Comcast Corp. is working with TiVo on an advertising system that will slap new, updated commercials into already-recorded programs.
Philadelphia-based Comcast, the US’s numero uno cable company, announced last month it would start offering TiVo’s DVRs by 2006.
Viewers looking to sit back and watch their favourite shows recorded months ago would have their old commercials replaced with brand spanking new ones.
Like a Big Brother stalker in your very own home, the system could rummage through your viewing patterns to serve up specific adverts targeted at lucky old you.
The new technology could help make DVRs more palatable to advertisers and the television networks because it should increase the chances of someone watching an ad rather than fast-forwarding through it.
Comcast Chief Executive, Brian Roberts, was clearly stoked by the idea; “In the long term, advertising is going to be a big winner. They’re going to get more bang for the buck.”

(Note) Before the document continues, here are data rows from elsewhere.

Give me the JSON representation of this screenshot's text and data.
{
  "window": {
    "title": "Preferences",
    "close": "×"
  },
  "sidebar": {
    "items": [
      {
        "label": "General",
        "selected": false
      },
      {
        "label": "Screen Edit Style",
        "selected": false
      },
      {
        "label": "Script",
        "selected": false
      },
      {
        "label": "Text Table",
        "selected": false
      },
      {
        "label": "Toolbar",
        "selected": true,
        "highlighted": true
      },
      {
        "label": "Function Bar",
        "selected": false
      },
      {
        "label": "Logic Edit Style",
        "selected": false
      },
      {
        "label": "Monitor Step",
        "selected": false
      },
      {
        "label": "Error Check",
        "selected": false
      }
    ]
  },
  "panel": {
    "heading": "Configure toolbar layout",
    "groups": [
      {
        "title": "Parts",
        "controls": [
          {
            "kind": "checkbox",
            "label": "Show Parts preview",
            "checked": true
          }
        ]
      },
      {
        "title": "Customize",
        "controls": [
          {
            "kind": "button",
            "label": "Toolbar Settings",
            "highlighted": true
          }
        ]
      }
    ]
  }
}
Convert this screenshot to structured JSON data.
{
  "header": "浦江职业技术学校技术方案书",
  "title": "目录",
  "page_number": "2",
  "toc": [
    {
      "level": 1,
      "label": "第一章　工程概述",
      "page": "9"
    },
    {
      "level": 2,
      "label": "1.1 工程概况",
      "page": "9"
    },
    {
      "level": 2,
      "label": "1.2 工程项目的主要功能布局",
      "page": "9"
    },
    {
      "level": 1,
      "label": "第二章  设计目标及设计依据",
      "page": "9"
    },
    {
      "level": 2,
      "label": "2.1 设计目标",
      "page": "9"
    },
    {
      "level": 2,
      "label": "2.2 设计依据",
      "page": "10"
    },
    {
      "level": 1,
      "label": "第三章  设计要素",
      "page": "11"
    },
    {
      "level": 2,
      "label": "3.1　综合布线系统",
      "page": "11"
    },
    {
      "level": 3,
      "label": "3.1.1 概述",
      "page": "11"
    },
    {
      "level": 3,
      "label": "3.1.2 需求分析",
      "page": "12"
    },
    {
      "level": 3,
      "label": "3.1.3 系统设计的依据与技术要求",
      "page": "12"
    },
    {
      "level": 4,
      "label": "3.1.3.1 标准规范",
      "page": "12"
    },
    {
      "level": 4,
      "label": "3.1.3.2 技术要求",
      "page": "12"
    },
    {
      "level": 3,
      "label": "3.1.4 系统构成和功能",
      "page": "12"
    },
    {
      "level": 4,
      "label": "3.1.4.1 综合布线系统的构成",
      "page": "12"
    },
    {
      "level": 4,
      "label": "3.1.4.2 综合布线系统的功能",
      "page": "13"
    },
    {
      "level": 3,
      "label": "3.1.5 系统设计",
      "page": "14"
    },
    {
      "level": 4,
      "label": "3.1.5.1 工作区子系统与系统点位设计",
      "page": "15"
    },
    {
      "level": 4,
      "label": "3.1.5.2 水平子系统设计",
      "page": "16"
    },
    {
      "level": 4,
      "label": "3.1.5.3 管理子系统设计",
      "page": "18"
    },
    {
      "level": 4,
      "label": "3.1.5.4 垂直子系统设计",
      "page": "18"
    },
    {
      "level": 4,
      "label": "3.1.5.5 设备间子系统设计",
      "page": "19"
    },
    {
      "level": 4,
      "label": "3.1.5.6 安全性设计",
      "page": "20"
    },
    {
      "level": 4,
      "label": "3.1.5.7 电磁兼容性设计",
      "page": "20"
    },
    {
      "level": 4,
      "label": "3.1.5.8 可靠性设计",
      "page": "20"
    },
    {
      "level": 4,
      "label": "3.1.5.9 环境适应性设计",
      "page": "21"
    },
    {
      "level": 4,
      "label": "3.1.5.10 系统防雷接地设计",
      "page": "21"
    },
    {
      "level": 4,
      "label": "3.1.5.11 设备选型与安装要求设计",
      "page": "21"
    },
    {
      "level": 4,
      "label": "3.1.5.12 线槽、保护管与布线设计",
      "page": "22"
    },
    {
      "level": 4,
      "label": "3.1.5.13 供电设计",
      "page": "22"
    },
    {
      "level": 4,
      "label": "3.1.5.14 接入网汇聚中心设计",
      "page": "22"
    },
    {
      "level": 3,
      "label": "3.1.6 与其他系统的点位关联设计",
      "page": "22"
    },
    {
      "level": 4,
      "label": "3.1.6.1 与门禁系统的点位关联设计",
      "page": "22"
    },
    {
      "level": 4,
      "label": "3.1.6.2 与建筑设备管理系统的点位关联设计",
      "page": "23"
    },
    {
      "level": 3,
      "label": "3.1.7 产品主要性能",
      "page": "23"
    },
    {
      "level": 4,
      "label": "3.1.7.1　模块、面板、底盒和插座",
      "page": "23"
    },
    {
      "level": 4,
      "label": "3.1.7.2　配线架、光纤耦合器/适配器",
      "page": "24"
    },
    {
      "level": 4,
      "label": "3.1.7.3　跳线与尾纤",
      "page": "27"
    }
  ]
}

We think it makes sense to offer advertising that is directly targeted to the viewer; it could even be of use if the selection is comprehensive enough.
As to if TiVo owners would find this acceptable is quite a different issue. Many of the early purchasers of TiVo’s bought them because they wanted to avoid adverts and the only way DVR manufacturers will stop those people fast forwarding through ads, is to physically remove the button off the remote.
Separately, TiVo and satellite broadcaster, The DirecTV Group, announced a deal to let both companies sell advertising for TiVo recorders. The DVRs recently began showing static images, such as company logos, when fast-forwarding some shows.
Under the pact, both companies are free to sell ads on the service, and each retains its respective revenue from any sales.